2022 is one hell of year, teaching us harsh lessons right at the beginning. We enter a new year with a new COVID variant raging that gives a damn to vaccines. Just when we thought we were getting better of the virus enters 2022 and shows us how little we are in control!
But isn’t that what we do all along, trying to wrest control from the uncontrollable? If you were to think about it, we have very little in control – be it the virus, the weather, how other people feel about us or for that matter even our own feelings. For instance, in Agartala where it rains ever so often, my mom’s saree choices would be determined by the weather. So often she would wear a saree and change again because it would suddenly start drizzling.
When I was younger, I had wished I could control people’s feeling. Often, I had hoped I could make someone fall in love with me. I wished under the falling stars, I blew my eyelids with a whisper, I prayed expecting some kind Fairy God Mother to hear the poor little me.
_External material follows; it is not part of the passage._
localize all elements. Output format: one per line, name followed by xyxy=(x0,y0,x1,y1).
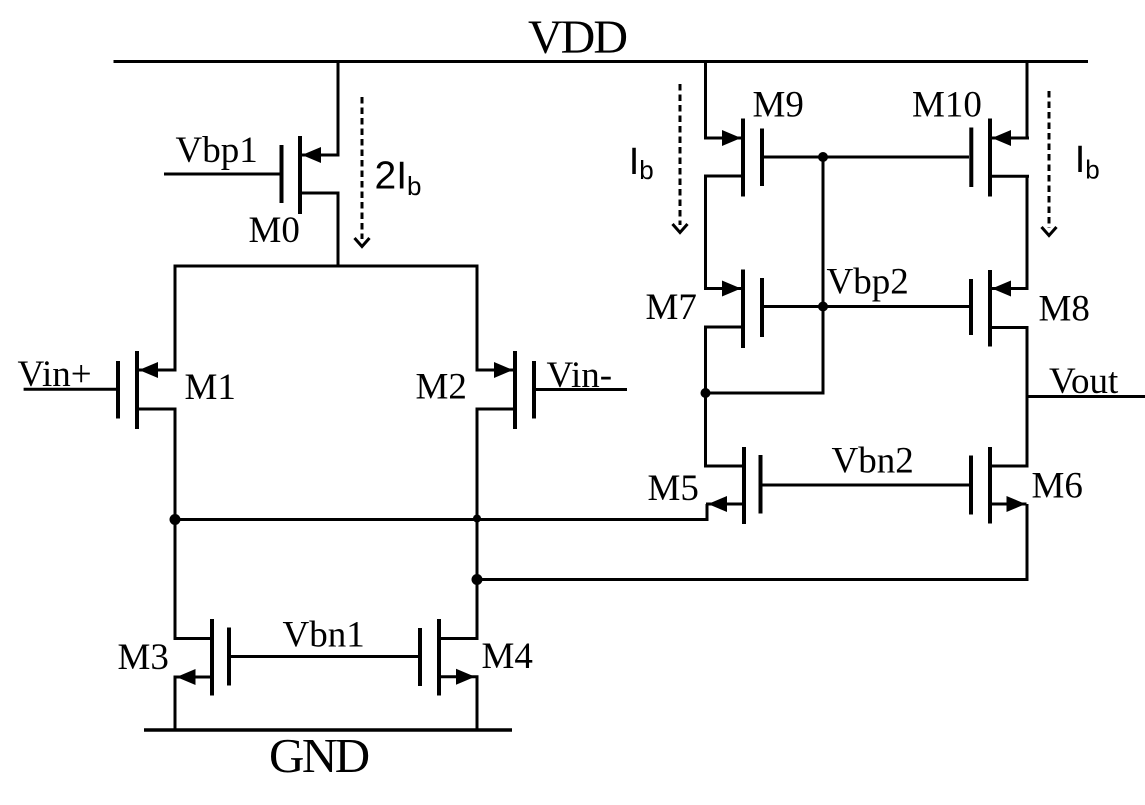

And when that didn’t happen, I let my emotions take control of me, I blocked logic out as I wallowed in self-pity.
Eventually I realized I could only control my emotions and by doing so I could actually get better control of the controllable – by giving a damn about things and people who don’t care about me, by adapting myself to situations that are beyond anybody’s control and more importantly by becoming less of control freak and going with the flow.
Rather than worrying about things beyond me I now try to take life as it comes, enjoy every moment, every day. I change my course when I have to, I am cautious when I need to be. After all the journey of life is as important as the destinations or the goals that we set for ourselves!